Hacker News new | ask | show | jobs
by cburdick13 987 days ago
Hi all, I'm one of the maintainers of MatX. I didn't expect it to hit HN this soon, but happy to answer any questions.
3 comments

I think a comparison to PyTorch, TensorFlow and/or JAX is more relevant than a comparison to CuPy/NumPy.

And then maybe also a comparison to Flashlight (https://github.com/flashlight/flashlight), xtensor (https://github.com/xtensor-stack/xtensor) or other C/C++ based ML/computing libraries?

Also, there is no mention of it, so I suppose this does not support automatic differentiation?

Hi, I addressed the comparisons in other comments, but in general this is for c++ users and not Python. It's more of a comparison to numPy/cuPy, and we do have a table showing the comparison in the docs.

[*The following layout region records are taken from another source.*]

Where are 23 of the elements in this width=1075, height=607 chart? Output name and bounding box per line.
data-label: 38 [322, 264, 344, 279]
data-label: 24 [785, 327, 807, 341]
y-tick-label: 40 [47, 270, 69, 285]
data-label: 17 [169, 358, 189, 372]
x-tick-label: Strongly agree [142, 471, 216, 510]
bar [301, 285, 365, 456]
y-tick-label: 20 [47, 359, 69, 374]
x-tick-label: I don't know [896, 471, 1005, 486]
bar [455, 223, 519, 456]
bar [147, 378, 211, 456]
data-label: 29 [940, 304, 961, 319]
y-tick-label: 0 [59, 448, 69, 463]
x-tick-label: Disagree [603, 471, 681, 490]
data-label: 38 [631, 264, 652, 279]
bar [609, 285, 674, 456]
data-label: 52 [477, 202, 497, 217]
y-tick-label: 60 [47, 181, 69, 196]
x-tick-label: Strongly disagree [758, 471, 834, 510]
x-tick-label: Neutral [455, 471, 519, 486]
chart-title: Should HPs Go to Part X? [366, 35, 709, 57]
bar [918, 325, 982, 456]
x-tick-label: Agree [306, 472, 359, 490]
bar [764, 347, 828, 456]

We don't support automatic differentiation (yet).

Actually just started looking into MatX yesterday to accelerate our radar pipeline. Really interesting to see that this use-case is heavily featured in the documentation.

Is the UCLA/Nvidia/Raytheon collaboration (as presented in a recent GTC talk) a major force behind the development of MatX?

Hi, yes, the original development was started for radar users who did not know CUDA but needed to write in c++. Many of our examples and code are radar related for that reason.
Thanks, looks really interesting. Do functions like matmul support inputs of differing type, like say A=int8 and B=float? Would be nice if you could get memory efficient quantized matmul with operator fusion.
CUTLASS, which is NVIDIA’s C++ template library for writing matrix multiply and convolution kernels parametrized over input/output types, operators, and algorithm block sizes, theoretically supports this. But, each input of the (k, n) shaped matrix B will be read from global memory ceil(n / block dimension) times in an algorithm that computes one (block dimension, block dimension) submatrix of the output matrix D per thread block. It will probably be more efficient to cast your B matrix to FP16 or INT8 lower precision in a preprocessing kernel to reduce memory traffic in the matrix multiply kernel.

On newer GPUs, though, we have this huge L2 cache which makes the calculus a little different if your working set fits into it. e.g. Ampere A100 has 40MB L2$.

We typically support whatever the underlying library supports. For int8 the support would come from cuBLASLt currently. I don't believe that or Cutlass supports mixed precision inputs, but I can check.